Apple Firmware Analysis Revolutionized: New Tool Indexes IPSW Entitlements to Save Storage and Accelerate Research
Researchers have unveiled a tool for analyzing Apple firmware (IPSW) that significantly reduces storage requirements and accelerates work with system images. The impetus for its development was the rapid growth in IPSW file sizes: for instance, images for the iPhone 12 Pro Max and MacBook Air M1 can reach tens of gigabytes. Storing every version in full proved inefficient, so engineers devised a system that extracts only the essential data.
The solution performs automatic indexing of IPSW collections without retaining the images themselves, structures metadata within a database, and provides a web interface for search and filtering. An API is also implemented, facilitating seamless integration into analytical pipelines.
The initial focus lies on executable files. Each binary is indexed with extracted entitlements — special application permissions granting access to system resources. Simultaneously, the frameworks in use are logged, enabling the construction of a dependency map. All information is stored in a relational database, allowing rapid navigation from a binary’s name to its permissions and associated libraries.
Alternative tools exist, such as Jonathan Levin’s service newosxbook.com, the entdb project on GitHub, or ipsw by @blacktop. Yet, the new solution emphasizes complete self-hosting, a crucial factor in preserving confidentiality.
The authors provide detailed insight into how entitlements are stored in Mach-O binaries. Specifically, the CS_SuperBlob structure contains both signatures and entitlements, with the relevant data located in blocks marked by the magic value CSMAGIC_EMBEDDED_ENTITLEMENTS. Within lies a binary Plist enumerating access keys, such as com.apple.private.security.disk-device-access or com.apple.private.kernel.system-override.
The technical implementation is crafted in Rust, employing sea_orm for database interaction, axum for HTTP routing, and utoipa for API documentation. The interface is built with ReactJS. The database currently supports both SQLite and PostgreSQL, with future plans for MySQL compatibility.

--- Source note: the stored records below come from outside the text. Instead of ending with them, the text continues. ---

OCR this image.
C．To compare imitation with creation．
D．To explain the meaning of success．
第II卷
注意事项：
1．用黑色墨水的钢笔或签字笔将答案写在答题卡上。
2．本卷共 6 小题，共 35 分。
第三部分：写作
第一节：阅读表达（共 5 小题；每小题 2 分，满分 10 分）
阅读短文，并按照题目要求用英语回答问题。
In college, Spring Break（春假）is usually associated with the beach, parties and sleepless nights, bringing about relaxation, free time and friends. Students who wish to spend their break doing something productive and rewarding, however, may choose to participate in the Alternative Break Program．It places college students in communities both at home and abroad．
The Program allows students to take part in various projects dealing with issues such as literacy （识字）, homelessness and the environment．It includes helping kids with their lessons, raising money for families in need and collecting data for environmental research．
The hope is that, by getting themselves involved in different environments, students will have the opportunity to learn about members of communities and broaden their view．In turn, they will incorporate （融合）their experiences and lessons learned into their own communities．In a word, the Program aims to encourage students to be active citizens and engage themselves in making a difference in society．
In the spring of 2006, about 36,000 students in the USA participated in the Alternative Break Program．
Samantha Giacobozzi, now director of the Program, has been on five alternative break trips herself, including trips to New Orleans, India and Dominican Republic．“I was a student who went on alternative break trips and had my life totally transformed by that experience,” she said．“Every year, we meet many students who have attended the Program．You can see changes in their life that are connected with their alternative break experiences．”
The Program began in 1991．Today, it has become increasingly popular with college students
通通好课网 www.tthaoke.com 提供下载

For mounting and extracting images, the tool leverages the ipsw utility, enabling firmware to be treated like a file system. This approach proves invaluable for exploring internal structures or validating changes.
According to data gathered via the ipsw.me API, as of the release of iOS 26.0 there were over 3,875 firmware builds for iPhone, 6,375 for iPad, 1,500 for Mac, and 20 for Apple Vision Pro (VisionOS). To prevent uncontrolled database growth, the developers optimized the storage schema, introducing many-to-many tables and avoiding data duplication.
The tool enables users to search for all binaries utilizing a specific entitlement, trace dependencies, compare IPSW versions, or analyze differences across iOS, macOS, tvOS, and watchOS. Its API streamlines automation, allowing for regular indexing of new firmware and immediate detection of changes.
The visual component is already available, with examples of the interface and system architecture published.
Future plans include automatic generation of public and private headers with each new release of iOS and macOS. This would make it possible to build a comprehensive catalog of classes, methods, and attributes, including Apple’s internal APIs.